Although Deepgram provides a library of beginner speech recognition models you can use to get started unlocking your audio data, you can increase accuracy and adjust to complex use cases by model training using intermediate or advanced models powered by machine learning.
Deepgram accepts over 40 audio formats, which we use to establish a foundation for reliable learning patterns.
For optimal accuracy, provided data must be labeled to help a model organize it into patterns that produce a predictive response.
Data labeling is the process of detecting and tagging data to provide a learning basis for future data processing. The more labeled data you have, the more gains you can see in accuracy over time.
Labeling is both a science and an art. Labels used to identify data features must be informative, discriminating, and independent in order to produce a quality algorithm. A properly labeled dataset provides a ground truth that a model uses to check its predictions for accuracy and to continue refining its algorithm. Errors in data labeling impair the quality of the training dataset and the performance of any predictive models for which it’s used.

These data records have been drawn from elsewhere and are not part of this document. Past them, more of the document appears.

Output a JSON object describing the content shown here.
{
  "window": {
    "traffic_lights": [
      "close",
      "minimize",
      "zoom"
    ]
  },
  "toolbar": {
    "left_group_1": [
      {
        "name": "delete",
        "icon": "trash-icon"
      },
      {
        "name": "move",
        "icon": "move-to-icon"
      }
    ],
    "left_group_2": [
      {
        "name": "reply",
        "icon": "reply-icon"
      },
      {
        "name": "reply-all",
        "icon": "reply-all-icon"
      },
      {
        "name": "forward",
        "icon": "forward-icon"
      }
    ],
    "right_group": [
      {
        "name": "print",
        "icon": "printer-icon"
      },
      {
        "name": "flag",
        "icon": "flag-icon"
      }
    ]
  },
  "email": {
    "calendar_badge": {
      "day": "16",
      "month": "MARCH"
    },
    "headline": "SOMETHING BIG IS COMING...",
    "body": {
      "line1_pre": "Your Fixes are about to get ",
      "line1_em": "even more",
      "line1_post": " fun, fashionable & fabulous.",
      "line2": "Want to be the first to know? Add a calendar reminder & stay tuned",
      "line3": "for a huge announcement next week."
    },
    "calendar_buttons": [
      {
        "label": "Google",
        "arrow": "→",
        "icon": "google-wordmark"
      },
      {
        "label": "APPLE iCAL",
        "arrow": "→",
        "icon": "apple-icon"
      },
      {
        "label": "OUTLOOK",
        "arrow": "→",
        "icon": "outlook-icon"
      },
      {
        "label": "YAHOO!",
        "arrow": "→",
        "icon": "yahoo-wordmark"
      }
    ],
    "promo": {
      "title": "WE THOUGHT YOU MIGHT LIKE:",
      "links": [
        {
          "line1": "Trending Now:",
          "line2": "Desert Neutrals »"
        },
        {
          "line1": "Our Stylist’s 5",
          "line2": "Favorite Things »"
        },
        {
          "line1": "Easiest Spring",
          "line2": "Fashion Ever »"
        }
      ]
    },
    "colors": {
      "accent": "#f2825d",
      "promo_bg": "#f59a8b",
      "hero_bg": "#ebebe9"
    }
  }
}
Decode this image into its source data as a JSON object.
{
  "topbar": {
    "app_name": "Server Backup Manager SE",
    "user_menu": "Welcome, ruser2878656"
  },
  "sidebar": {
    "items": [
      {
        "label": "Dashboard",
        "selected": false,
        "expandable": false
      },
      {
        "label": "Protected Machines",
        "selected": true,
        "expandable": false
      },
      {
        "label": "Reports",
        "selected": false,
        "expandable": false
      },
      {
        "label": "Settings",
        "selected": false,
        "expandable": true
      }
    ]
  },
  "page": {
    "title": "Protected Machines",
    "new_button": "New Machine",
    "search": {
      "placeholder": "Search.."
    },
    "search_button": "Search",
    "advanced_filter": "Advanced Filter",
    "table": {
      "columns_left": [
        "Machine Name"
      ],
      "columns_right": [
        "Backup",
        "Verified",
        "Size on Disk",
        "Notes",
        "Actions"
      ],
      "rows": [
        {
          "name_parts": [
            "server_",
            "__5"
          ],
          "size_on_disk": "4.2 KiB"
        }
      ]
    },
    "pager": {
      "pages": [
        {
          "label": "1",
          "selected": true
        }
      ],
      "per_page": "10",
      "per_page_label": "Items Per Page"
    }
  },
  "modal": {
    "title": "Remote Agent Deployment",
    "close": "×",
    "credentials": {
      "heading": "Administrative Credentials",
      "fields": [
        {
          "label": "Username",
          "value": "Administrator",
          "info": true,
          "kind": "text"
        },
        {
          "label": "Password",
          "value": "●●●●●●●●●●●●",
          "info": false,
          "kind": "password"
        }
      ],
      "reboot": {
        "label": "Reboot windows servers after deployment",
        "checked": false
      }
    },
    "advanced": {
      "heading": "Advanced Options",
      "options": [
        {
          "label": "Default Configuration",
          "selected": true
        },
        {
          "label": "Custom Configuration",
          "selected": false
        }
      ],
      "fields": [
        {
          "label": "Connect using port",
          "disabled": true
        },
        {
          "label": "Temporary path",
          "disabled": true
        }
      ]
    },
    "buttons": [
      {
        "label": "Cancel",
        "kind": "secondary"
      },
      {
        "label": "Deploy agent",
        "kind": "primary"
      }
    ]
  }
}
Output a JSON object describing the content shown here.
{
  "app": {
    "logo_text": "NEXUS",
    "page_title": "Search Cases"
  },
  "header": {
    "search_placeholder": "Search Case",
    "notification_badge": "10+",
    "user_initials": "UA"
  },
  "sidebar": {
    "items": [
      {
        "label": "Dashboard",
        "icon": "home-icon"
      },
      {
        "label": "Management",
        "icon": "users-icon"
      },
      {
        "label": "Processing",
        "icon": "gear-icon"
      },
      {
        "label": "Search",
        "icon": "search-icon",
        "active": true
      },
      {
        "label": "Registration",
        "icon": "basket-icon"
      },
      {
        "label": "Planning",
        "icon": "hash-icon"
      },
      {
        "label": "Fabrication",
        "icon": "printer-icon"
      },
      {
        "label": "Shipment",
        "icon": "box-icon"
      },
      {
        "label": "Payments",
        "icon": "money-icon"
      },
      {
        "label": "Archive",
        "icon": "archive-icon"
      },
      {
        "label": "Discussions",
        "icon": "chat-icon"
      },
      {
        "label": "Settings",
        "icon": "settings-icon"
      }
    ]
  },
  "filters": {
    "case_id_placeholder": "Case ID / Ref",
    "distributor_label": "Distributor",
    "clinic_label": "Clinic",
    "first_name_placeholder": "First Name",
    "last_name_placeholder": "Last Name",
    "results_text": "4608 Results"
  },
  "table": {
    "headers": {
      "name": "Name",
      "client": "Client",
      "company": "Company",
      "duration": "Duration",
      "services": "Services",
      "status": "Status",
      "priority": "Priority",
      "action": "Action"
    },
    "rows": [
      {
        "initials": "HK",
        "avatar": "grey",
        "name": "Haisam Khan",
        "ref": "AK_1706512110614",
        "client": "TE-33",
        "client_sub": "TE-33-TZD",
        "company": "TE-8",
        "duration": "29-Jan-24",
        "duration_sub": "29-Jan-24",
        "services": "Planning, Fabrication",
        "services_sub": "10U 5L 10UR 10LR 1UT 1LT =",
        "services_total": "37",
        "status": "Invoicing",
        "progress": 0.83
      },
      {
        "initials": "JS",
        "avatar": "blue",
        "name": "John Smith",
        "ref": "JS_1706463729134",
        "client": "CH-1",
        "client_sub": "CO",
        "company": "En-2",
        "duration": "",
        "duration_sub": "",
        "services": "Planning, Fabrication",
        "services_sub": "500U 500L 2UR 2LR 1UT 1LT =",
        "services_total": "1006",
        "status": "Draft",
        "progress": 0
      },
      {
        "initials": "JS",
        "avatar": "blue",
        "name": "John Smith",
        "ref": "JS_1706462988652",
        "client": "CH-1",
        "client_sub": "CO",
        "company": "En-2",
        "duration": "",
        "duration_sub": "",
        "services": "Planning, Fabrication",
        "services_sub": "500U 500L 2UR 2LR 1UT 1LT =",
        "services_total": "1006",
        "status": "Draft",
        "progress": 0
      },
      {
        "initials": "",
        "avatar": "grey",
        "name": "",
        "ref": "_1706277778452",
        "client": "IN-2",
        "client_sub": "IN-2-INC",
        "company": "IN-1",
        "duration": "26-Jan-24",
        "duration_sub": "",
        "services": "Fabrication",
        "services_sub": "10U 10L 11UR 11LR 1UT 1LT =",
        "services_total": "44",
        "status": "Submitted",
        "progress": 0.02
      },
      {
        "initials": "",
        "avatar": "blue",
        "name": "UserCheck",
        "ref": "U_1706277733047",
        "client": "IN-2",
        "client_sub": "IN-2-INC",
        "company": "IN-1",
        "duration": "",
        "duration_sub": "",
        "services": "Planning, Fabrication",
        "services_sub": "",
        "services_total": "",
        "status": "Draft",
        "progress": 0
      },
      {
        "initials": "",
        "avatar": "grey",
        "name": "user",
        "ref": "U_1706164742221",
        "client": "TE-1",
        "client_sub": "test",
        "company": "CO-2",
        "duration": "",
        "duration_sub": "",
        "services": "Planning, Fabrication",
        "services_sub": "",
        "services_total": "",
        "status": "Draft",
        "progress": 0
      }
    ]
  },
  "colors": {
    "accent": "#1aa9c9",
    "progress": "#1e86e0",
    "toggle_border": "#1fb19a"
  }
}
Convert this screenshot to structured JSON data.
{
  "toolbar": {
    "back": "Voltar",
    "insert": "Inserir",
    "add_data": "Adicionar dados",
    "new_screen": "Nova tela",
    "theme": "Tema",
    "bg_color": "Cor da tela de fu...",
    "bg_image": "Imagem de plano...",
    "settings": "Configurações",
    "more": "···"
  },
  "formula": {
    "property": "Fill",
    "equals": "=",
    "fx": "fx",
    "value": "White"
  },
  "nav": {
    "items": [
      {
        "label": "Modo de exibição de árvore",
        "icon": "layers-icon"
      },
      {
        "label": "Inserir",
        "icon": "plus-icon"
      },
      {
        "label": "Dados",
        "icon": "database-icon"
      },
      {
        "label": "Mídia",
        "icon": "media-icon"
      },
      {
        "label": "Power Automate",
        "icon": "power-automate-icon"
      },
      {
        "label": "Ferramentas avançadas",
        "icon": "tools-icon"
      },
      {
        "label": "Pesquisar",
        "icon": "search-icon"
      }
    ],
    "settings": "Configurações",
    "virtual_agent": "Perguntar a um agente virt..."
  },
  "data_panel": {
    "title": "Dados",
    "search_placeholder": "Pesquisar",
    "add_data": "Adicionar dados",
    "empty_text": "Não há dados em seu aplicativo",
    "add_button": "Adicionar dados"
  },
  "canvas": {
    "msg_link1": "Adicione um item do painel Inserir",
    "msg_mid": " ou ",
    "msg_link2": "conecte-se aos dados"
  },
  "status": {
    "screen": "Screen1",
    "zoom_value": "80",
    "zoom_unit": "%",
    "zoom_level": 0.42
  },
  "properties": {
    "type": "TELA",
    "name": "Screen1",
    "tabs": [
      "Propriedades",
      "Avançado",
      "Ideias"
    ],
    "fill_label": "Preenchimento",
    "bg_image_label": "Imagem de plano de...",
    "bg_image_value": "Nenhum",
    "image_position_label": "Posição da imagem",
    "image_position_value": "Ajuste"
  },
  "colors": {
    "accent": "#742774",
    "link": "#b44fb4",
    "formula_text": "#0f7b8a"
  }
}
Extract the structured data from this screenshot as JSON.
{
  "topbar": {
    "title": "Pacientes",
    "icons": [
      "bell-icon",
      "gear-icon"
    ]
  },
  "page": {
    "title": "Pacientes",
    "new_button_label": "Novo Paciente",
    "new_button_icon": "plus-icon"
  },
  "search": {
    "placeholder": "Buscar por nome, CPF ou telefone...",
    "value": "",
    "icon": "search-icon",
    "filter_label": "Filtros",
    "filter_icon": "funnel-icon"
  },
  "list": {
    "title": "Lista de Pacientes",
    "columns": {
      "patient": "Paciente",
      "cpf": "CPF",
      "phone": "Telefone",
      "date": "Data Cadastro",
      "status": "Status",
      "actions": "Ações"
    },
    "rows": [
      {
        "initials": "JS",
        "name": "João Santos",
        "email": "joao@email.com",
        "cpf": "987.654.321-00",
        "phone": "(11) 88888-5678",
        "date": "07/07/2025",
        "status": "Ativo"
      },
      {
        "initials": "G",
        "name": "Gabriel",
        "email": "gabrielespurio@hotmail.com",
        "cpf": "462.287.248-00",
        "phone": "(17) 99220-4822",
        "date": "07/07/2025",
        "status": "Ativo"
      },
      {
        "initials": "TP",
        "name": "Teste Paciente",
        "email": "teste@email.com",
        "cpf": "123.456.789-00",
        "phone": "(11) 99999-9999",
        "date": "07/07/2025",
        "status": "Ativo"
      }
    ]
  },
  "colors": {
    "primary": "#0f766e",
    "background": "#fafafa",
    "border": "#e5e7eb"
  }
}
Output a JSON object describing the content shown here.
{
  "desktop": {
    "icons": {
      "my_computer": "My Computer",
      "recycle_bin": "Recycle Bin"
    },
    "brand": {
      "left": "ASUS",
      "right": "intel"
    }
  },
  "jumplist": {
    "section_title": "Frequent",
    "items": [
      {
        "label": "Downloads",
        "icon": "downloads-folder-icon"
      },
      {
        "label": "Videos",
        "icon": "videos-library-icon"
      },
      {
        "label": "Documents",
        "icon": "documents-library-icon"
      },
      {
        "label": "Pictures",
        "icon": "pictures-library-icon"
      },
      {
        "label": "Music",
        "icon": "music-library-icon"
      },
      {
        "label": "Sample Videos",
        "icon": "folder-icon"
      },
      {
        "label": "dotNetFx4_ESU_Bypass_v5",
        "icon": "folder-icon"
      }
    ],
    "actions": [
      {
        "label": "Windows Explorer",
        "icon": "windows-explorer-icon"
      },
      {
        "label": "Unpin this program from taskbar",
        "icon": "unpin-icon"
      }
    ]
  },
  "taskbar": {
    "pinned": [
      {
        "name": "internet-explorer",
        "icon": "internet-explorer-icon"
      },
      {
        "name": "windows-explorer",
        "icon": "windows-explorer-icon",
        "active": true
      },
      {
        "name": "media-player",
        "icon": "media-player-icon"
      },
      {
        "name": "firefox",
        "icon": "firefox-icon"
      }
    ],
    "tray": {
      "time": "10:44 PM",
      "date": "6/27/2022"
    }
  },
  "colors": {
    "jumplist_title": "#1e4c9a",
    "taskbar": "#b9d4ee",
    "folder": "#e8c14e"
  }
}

With Deepgram, you can upload pre-labeled files or label audio data as needed using provided state-of-the-art labeling tools while keeping your data on-premise. Alternatively, you can leverage our in-house transcription team to convert your audio or transcripts into training-ready datasets.
When your data is properly labeled, you can use it to incrementally improve your model’s ability to predict speech. This process is iterative with each cycle updating weights and biases in the dataset and moving the model’s predictive ability closer to the truth.
Unlike traditional automatic speech recognition systems, which are trained by meticulously editing sub-components of a data pipeline, our deep neural network improves with each data set it receives. Continuously train your model with the voice of your customers, and it will improve identification of sounds, and subsequently the words in new audio submitted.
Periodically during the training process, you should test your model against data that has been labeled but never used for training and evaluate how it performs against data it has not yet seen. During this process, you can tune parameters and measure your model’s learning rate, both of which play a role in how accurate the model can become and how long training takes. And thanks to our GPU supercomputer data centers and patented DNN inference architecture, you can analyze thousands of audio streams simultaneously, train multiple models, and compare the results.
Once you’re happy with your trained model, it’s time to use your model to transcribe audio via our APIs. Deepgram provides access to our APIs via the Cloud or on premise. To learn more, see Deployment Models.
Continue to upload audio, label data, train and improve models, and deploy from one location using our console and APIs. Deepgram also provides ways to monitor usage and request API keys.